Supreme Court will rule on clearing homeless encampments in California and the West

(Francine Orr/Los Angeles Times)

Supreme Court will rule on clearing homeless encampments in California and the West

California Politics

David G Savage

January 12, 2024

The Supreme Court agreed on Friday to decide whether homeless people have a residence permit

constitutional

the right to camp on public land if they have no other place to sleep.

Based on calls from city officials in California and the West, the court will review decisions by the 9th Circuit Court of Appeals, which ruled that it was cruel and unusual punishment for cities to deny homeless people a place to sleep.

As a result of the 9th Circuit’s rulings, public officials in California and the eight other Western states under their jurisdiction face increased scrutiny and legal challenges as they clear camps or relocate homeless people.

California Governor Gavin Newsom and city attorneys from Los Angeles, San Francisco, San Diego and Phoenix were among a dozen government and business groups urging the Supreme Court to restore their authority over sidewalks and parks, or at least clarify the law .

City attorneys said so

remains

It is unclear whether encampments can be removed from sidewalks or parks if the people living on the streets refuse an offer to move to temporary shelter.

She

debt

the 9th Circuit’s decisions in cases from Boise, Idaho and Grants Pass, Oregon. to the worsening homelessness crisis in West Coast states. California alone is “home to half the nation’s unsheltered population,” they said in their appeal in Grants Pass vs. Johnson.

The court said it would hear arguments in the case in April and issue a ruling by the end of June.

In the past, the 8th Amendment’s barrier against imposing “cruel and unusual punishment” has been used by the Supreme Court to limit how the government deals with those convicted of crimes.

Advocates for the homeless point to a 1962 ruling that sets limits on what can be considered a crime.

In Robinson vs. California’s Supreme Court struck down part of a California law that criminalized drug addiction. Lawrence Robinson had been arrested by Los Angeles police officers, who said his arm was discolored from “numerous needle marks.” He was tried, convicted and sentenced to 90 days in jail.

The Supreme Court later overturned his conviction, ruling that it was cruel and unusual to punish someone not for using or selling drugs, but for the “disease” of “narcotics addiction.”

In 2006, that ruling was cited by the 9th Circuit judges to strike down a sidewalk ordinance in Los Angeles that allowed police to arrest people for “lying or sleeping” on the street. The three-judge panel said homeless people were being punished simply because they had no place to sleep.

Rather than appeal to the Supreme Court, the city settled the case and agreed not to enforce the ordinance during overnight hours.

The 9th Circuit issued a broader ruling in 2018 striking down ordinances in Boise, Idaho, that allowed police to arrest or fine people sleeping or camping on public property.

The justices said the Supreme Court’s Robinson ruling established the “principle that the 8th Amendment prohibits the state from punishing an involuntary act or condition if it is the unavoidable consequence of a person’s status or being.”

In Grants Pass, a city of 38,000 in southern Oregon, there were an estimated 50 to 600 homeless people. In response to a lawsuit from homeless advocates, a federal judge and a 9th Circuit panel struck down the anti-camping ordinance because the city did not have “adequate shelter” for all of them.

“We affirm the district court’s ruling that the City of Grants Pass cannot, pursuant to the 8th Amendment, enforce its anti-camping ordinances against homeless people merely for sleeping outdoors with rudimentary protection from the elements, or for sleeping in their cars. at night, when there is no other place in town for them to go,” Judge Rosyln Silver said in a 2-1 decision.

When the court’s conservatives moved to have the full 9th ​​Circuit reconsider that ruling, they fell short by a vote of 14 to 13.

In their appeal to the Supreme Court, lawyers for the city highlighted the practical difficulties of homelessness.

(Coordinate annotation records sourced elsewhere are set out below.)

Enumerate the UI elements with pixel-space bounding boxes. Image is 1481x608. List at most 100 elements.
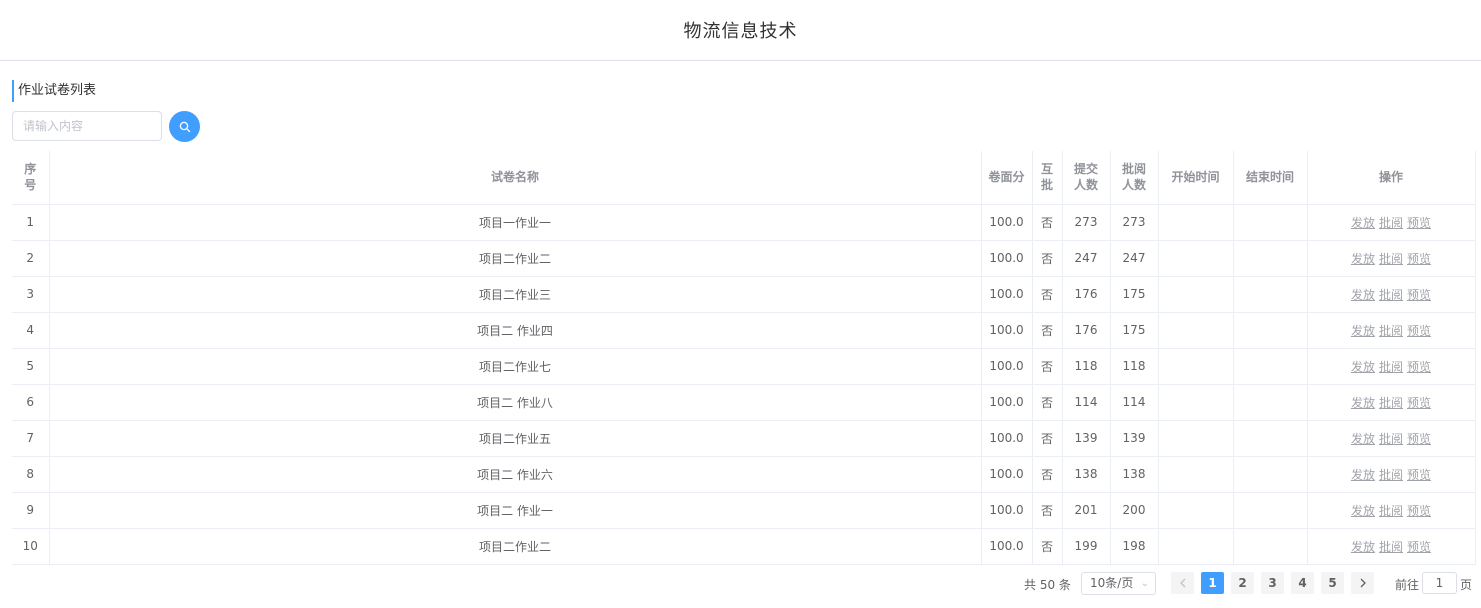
row-index: 5 (12, 348, 50, 385)
publish-link[interactable]: 发放 (1351, 360, 1375, 374)
review-link[interactable]: 批阅 (1379, 432, 1403, 446)
publish-link[interactable]: 发放 (1351, 396, 1375, 410)
reviewed-count: 200 (1110, 492, 1159, 529)
row-actions: 发放 批阅 预览 (1307, 456, 1476, 493)
publish-link[interactable]: 发放 (1351, 252, 1375, 266)
column-header: 批阅 人数 (1110, 151, 1159, 205)
submitted-count: 247 (1062, 240, 1111, 277)
end-time (1233, 204, 1308, 241)
review-link[interactable]: 批阅 (1379, 540, 1403, 554)
preview-link[interactable]: 预览 (1407, 432, 1431, 446)
reviewed-count: 175 (1110, 276, 1159, 313)
search-button[interactable] (169, 111, 200, 142)
table-row[interactable]: 4 项目二 作业四 100.0 否 176 175 发放 批阅 预览 (12, 312, 1476, 349)
preview-link[interactable]: 预览 (1407, 216, 1431, 230)
preview-link[interactable]: 预览 (1407, 324, 1431, 338)
table-row[interactable]: 5 项目二作业七 100.0 否 118 118 发放 批阅 预览 (12, 348, 1476, 385)
page-button-2[interactable]: 2 (1231, 572, 1254, 594)
row-index: 1 (12, 204, 50, 241)
table-row[interactable]: 1 项目一作业一 100.0 否 273 273 发放 批阅 预览 (12, 204, 1476, 241)
next-page-button[interactable] (1351, 572, 1374, 594)
exam-table: 序号试卷名称 卷面分互批提交 人数 批阅 人数 开始时间 结束时间 操作 1 项目一作业一 100… (12, 151, 1476, 565)
end-time (1233, 384, 1308, 421)
row-index: 8 (12, 456, 50, 493)
preview-link[interactable]: 预览 (1407, 288, 1431, 302)
table-row[interactable]: 10 项目二作业二 100.0 否 199 198 发放 批阅 预览 (12, 528, 1476, 565)
page-button-5[interactable]: 5 (1321, 572, 1344, 594)
search-icon (179, 121, 190, 132)
end-time (1233, 348, 1308, 385)
end-time (1233, 312, 1308, 349)
page-button-3[interactable]: 3 (1261, 572, 1284, 594)
table-body: 1 项目一作业一 100.0 否 273 273 发放 批阅 预览 2 项目二作业二 100.0 否 24… (12, 204, 1476, 565)
row-actions: 发放 批阅 预览 (1307, 384, 1476, 421)
exam-name: 项目二 作业六 (49, 456, 982, 493)
row-actions: 发放 批阅 预览 (1307, 420, 1476, 457)
page-size-select[interactable]: 10条/页 ⌄ (1081, 572, 1156, 595)
publish-link[interactable]: 发放 (1351, 216, 1375, 230)
peer-review: 否 (1032, 312, 1063, 349)
start-time (1158, 492, 1234, 529)
row-actions: 发放 批阅 预览 (1307, 492, 1476, 529)
exam-name: 项目二作业五 (49, 420, 982, 457)
column-header: 提交 人数 (1062, 151, 1111, 205)
review-link[interactable]: 批阅 (1379, 324, 1403, 338)
column-header: 操作 (1307, 151, 1476, 205)
publish-link[interactable]: 发放 (1351, 504, 1375, 518)
review-link[interactable]: 批阅 (1379, 288, 1403, 302)
publish-link[interactable]: 发放 (1351, 540, 1375, 554)
full-score: 100.0 (981, 276, 1033, 313)
page-button-4[interactable]: 4 (1291, 572, 1314, 594)
review-link[interactable]: 批阅 (1379, 504, 1403, 518)
preview-link[interactable]: 预览 (1407, 468, 1431, 482)
submitted-count: 273 (1062, 204, 1111, 241)
table-row[interactable]: 3 项目二作业三 100.0 否 176 175 发放 批阅 预览 (12, 276, 1476, 313)
row-actions: 发放 批阅 预览 (1307, 204, 1476, 241)
reviewed-count: 198 (1110, 528, 1159, 565)
row-index: 6 (12, 384, 50, 421)
prev-page-button[interactable] (1171, 572, 1194, 594)
pagination-total: 共 50 条 (1024, 578, 1071, 592)
review-link[interactable]: 批阅 (1379, 360, 1403, 374)
reviewed-count: 273 (1110, 204, 1159, 241)
review-link[interactable]: 批阅 (1379, 468, 1403, 482)
page-size-value: 10条/页 (1090, 576, 1134, 590)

“Across the West,” they said, “hundreds of thousands of people are camping in public, their tents and belongings overtaking sidewalks, parks and trails. Cities want to help those in encampments get the services they need while ensuring our communities remain safe. , but they find themselves paralyzed in responding to public encampments and the drug overdoses, murders, sexual assaults, diseases and fires that inevitably accompany them.

The Supreme Court came closest to ruling on the issue in 1982. A group called the Community for Creative Non-Violence applied for a permit for a demonstration in Lafayette Square, across the street from the White House.

Their request included a “symbolic tent city” that would sleep about 50 people.

The Park Service approved the permit to demonstrate, but denied the request to sleep in the park. The attorneys sued, claiming the camping ban violated the First Amendment’s free speech protections. They lost in front of a federal judge, won in the U.S. Court of Appeals, and ultimately lost seven

Unpleasant

2 at the Supreme Court in 1984.

Judge Byron White wrote for the court that the First Amendment allows reasonable limits on the “time, place and manner” of demonstrations. “We have little difficulty in concluding that the Park Service can prohibit overnight stays in the affected parks,” he wrote.